The biological magnate and ability to perceive magnetic fields with their eyes are thought to combine to form a very accurate mapping and directional system in the birds. Sharks, stingrays, and chimera all possess an electroreceptive organ called an ampullae of Lorenzini.
This organ gives them the ability to detect even small variations in electric potential.
They can use this to detect magnetic fields, among other things. Cattle tend to align themselves north-south, which leads some researchers to believe they have a strong magnetoception sense.
This one is debated as no singular mechanism has been found that allows people to perceive time. Chronoception.
However, experimental data has conclusively shown humans have a startling accurate sense of time, particularly when younger. The mechanism we use for this seems to be a distributed system involving the cerebral cortex, cerebellum, and basal ganglia. Long-term timekeeping seems to be monitored by the suprachiasmatic nuclei (responsible for the circadian rhythm).

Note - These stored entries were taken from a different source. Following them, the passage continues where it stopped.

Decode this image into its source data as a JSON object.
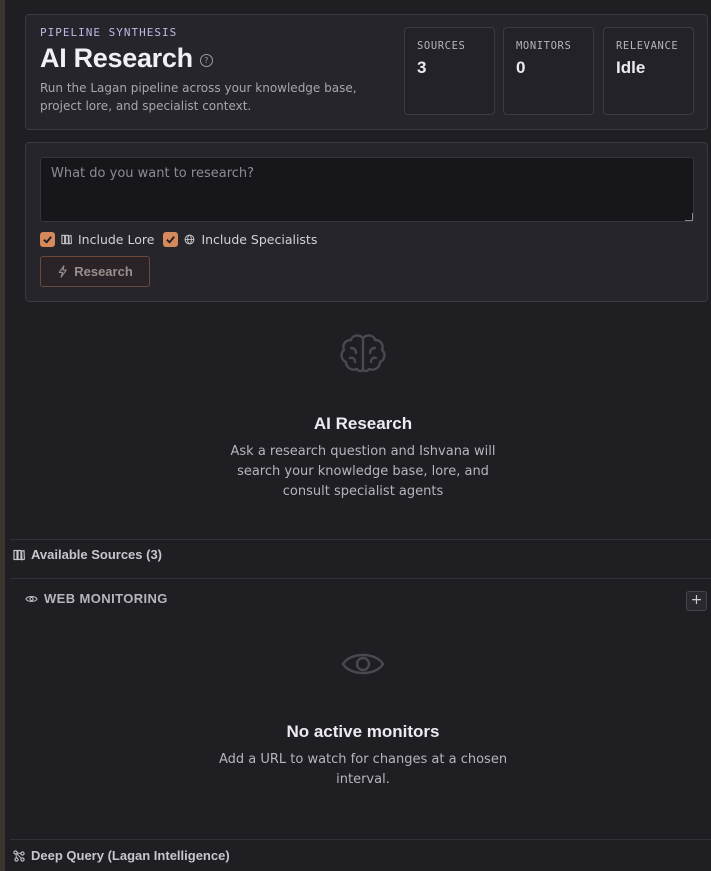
{
  "header": {
    "eyebrow": "PIPELINE SYNTHESIS",
    "title": "AI Research",
    "help_icon": "help-circle-icon",
    "subtitle": "Run the Lagan pipeline across your knowledge base, project lore, and specialist context.",
    "stats": [
      {
        "label": "SOURCES",
        "value": "3"
      },
      {
        "label": "MONITORS",
        "value": "0"
      },
      {
        "label": "RELEVANCE",
        "value": "Idle"
      }
    ]
  },
  "query": {
    "placeholder": "What do you want to research?",
    "include_lore": {
      "label": "Include Lore",
      "checked": true,
      "icon": "books-icon"
    },
    "include_specialists": {
      "label": "Include Specialists",
      "checked": true,
      "icon": "globe-icon"
    },
    "research_button": {
      "label": "Research",
      "icon": "lightning-icon"
    }
  },
  "research_empty": {
    "icon": "brain-icon",
    "title": "AI Research",
    "text": "Ask a research question and Ishvana will search your knowledge base, lore, and consult specialist agents"
  },
  "available_sources": {
    "label": "Available Sources (3)",
    "icon": "books-icon"
  },
  "web_monitoring": {
    "label": "WEB MONITORING",
    "icon": "eye-icon",
    "add_button": "+",
    "empty_icon": "eye-icon",
    "empty_title": "No active monitors",
    "empty_text": "Add a URL to watch for changes at a chosen interval."
  },
  "deep_query": {
    "label": "Deep Query (Lagan Intelligence)",
    "icon": "network-icon"
  },
  "colors": {
    "background": "#1f1e23",
    "card": "#26252b",
    "accent": "#d6895a",
    "eyebrow": "#c4b5e6"
  }
}
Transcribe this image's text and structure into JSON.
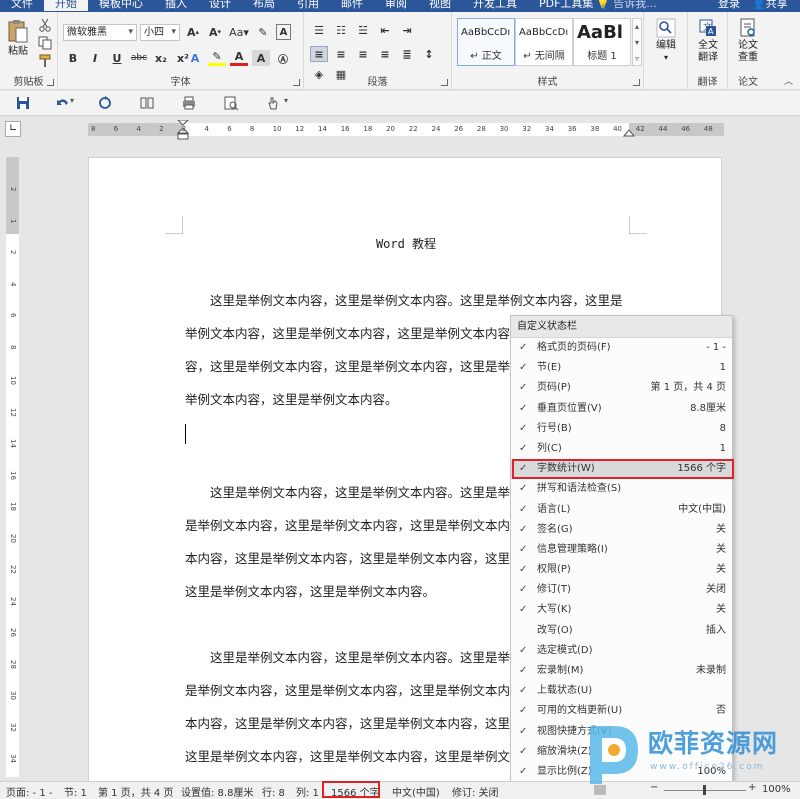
{
  "tabs": [
    "文件",
    "开始",
    "模板中心",
    "插入",
    "设计",
    "布局",
    "引用",
    "邮件",
    "审阅",
    "视图",
    "开发工具",
    "PDF工具集"
  ],
  "active_tab": "开始",
  "tell_me": "告诉我...",
  "login": "登录",
  "share": "共享",
  "ribbon": {
    "clipboard": {
      "label": "剪贴板",
      "paste": "粘贴"
    },
    "font": {
      "label": "字体",
      "name": "微软雅黑",
      "size": "小四",
      "format_items": [
        "B",
        "I",
        "U",
        "abc",
        "x₂",
        "x²"
      ]
    },
    "paragraph": {
      "label": "段落"
    },
    "styles": {
      "label": "样式",
      "items": [
        {
          "sample": "AaBbCcDı",
          "name": "↵ 正文"
        },
        {
          "sample": "AaBbCcDı",
          "name": "↵ 无间隔"
        },
        {
          "sample": "AaBl",
          "name": "标题 1"
        }
      ]
    },
    "editing": {
      "label": "编辑"
    },
    "translate": {
      "btn1": "全文",
      "btn2": "翻译",
      "label": "翻译"
    },
    "paper": {
      "btn1": "论文",
      "btn2": "查重",
      "label": "论文"
    }
  },
  "ruler": {
    "h_ticks": [
      "8",
      "6",
      "4",
      "2",
      "2",
      "4",
      "6",
      "8",
      "10",
      "12",
      "14",
      "16",
      "18",
      "20",
      "22",
      "24",
      "26",
      "28",
      "30",
      "32",
      "34",
      "36",
      "38",
      "40",
      "42",
      "44",
      "46",
      "48"
    ],
    "v_ticks": [
      "2",
      "1",
      "2",
      "4",
      "6",
      "8",
      "10",
      "12",
      "14",
      "16",
      "18",
      "20",
      "22",
      "24",
      "26",
      "28",
      "30",
      "32",
      "34"
    ]
  },
  "document": {
    "title": "Word 教程",
    "paragraphs": [
      [
        "这里是举例文本内容，这里是举例文本内容。这里是举例文本内容，这里是",
        "举例文本内容，这里是举例文本内容，这里是举例文本内容，这里是举例文本内",
        "容，这里是举例文本内容，这里是举例文本内容，这里是举例文本内容，这里是",
        "举例文本内容，这里是举例文本内容。"
      ],
      [
        "这里是举例文本内容，这里是举例文本内容。这里是举例文本内容，这里",
        "是举例文本内容，这里是举例文本内容，这里是举例文本内容，这里是举例文",
        "本内容，这里是举例文本内容，这里是举例文本内容，这里是举例文本内容，",
        "这里是举例文本内容，这里是举例文本内容。"
      ],
      [
        "这里是举例文本内容，这里是举例文本内容。这里是举例文本内容，这里",
        "是举例文本内容，这里是举例文本内容，这里是举例文本内容，这里是举例文",
        "本内容，这里是举例文本内容，这里是举例文本内容，这里是举例文本内容，",
        "这里是举例文本内容，这里是举例文本内容，这里是举例文本内容，这里是"
      ]
    ]
  },
  "context_menu": {
    "title": "自定义状态栏",
    "items": [
      {
        "checked": true,
        "label": "格式页的页码(F)",
        "value": "- 1 -"
      },
      {
        "checked": true,
        "label": "节(E)",
        "value": "1"
      },
      {
        "checked": true,
        "label": "页码(P)",
        "value": "第 1 页，共 4 页"
      },
      {
        "checked": true,
        "label": "垂直页位置(V)",
        "value": "8.8厘米"
      },
      {
        "checked": true,
        "label": "行号(B)",
        "value": "8"
      },
      {
        "checked": true,
        "label": "列(C)",
        "value": "1"
      },
      {
        "checked": true,
        "label": "字数统计(W)",
        "value": "1566 个字",
        "highlight": true
      },
      {
        "checked": true,
        "label": "拼写和语法检查(S)",
        "value": ""
      },
      {
        "checked": true,
        "label": "语言(L)",
        "value": "中文(中国)"
      },
      {
        "checked": true,
        "label": "签名(G)",
        "value": "关"
      },
      {
        "checked": true,
        "label": "信息管理策略(I)",
        "value": "关"
      },
      {
        "checked": true,
        "label": "权限(P)",
        "value": "关"
      },
      {
        "checked": true,
        "label": "修订(T)",
        "value": "关闭"
      },
      {
        "checked": true,
        "label": "大写(K)",
        "value": "关"
      },
      {
        "checked": false,
        "label": "改写(O)",
        "value": "插入"
      },
      {
        "checked": true,
        "label": "选定模式(D)",
        "value": ""
      },
      {
        "checked": true,
        "label": "宏录制(M)",
        "value": "未录制"
      },
      {
        "checked": true,
        "label": "上载状态(U)",
        "value": ""
      },
      {
        "checked": true,
        "label": "可用的文档更新(U)",
        "value": "否"
      },
      {
        "checked": true,
        "label": "视图快捷方式(V)",
        "value": ""
      },
      {
        "checked": true,
        "label": "缩放滑块(Z)",
        "value": ""
      },
      {
        "checked": true,
        "label": "显示比例(Z)",
        "value": "100%"
      }
    ]
  },
  "statusbar": {
    "page_fmt": "页面: - 1 -",
    "section": "节: 1",
    "page": "第 1 页，共 4 页",
    "position": "设置值: 8.8厘米",
    "line": "行: 8",
    "col": "列: 1",
    "wordcount": "1566 个字",
    "language": "中文(中国)",
    "track": "修订: 关闭",
    "zoom": "100%"
  },
  "watermark": {
    "text": "欧菲资源网",
    "url": "www.office26.com"
  },
  "colors": {
    "brand": "#2b579a",
    "highlight_box": "#e0202a"
  }
}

Some people experience synesthesia where they may perceive some senses intertwined like thinking of a sound as a color. So a dog barking may be “red” those having the synesthetic ability. This condition does not generally occur naturally, though it can; it usually manifests itself when people are under the influence of hallucinogens.
We don’t only need to know where our body is in space, we need to keep it upright. For that, we have equilibrioception which is our sense of balance. This is accomplished with help from the vestibular system in the inner ear. As anyone who as a kid spun around and around on the front lawn knows, once your equilibrioception is thrown off you’ll fall down and it’ll take you a minute to get back up again.
Ever thought about how you can tell whether it’s hot or cold outside? This sense is known as thermoception. It turns out we detect outside temperature through thermoreceptors in our skin. This allows us to avoid things like getting burned or frostbitten and to avoid environments that are too hot or cold.
If you think these are interesting there are some even more fascinating senses found outside of our species. For instance, there’s electroception, which is the ability to sense electrical fields. Sharks use this to detect prey.
There are some senses that are only found in the animal world.
Electroception – the ability to feel electrical fields around us. Sharks can detect electrical fields in their environment, including those emitted by prey it cannot necessarily see.
Magnetoreception – several mammals, such as bats, can sense the Earth’s magnetic field and use it to navigate.
Polarized light – many animals, including insects and birds, are able to see and use polarized light to decide which direction to go in.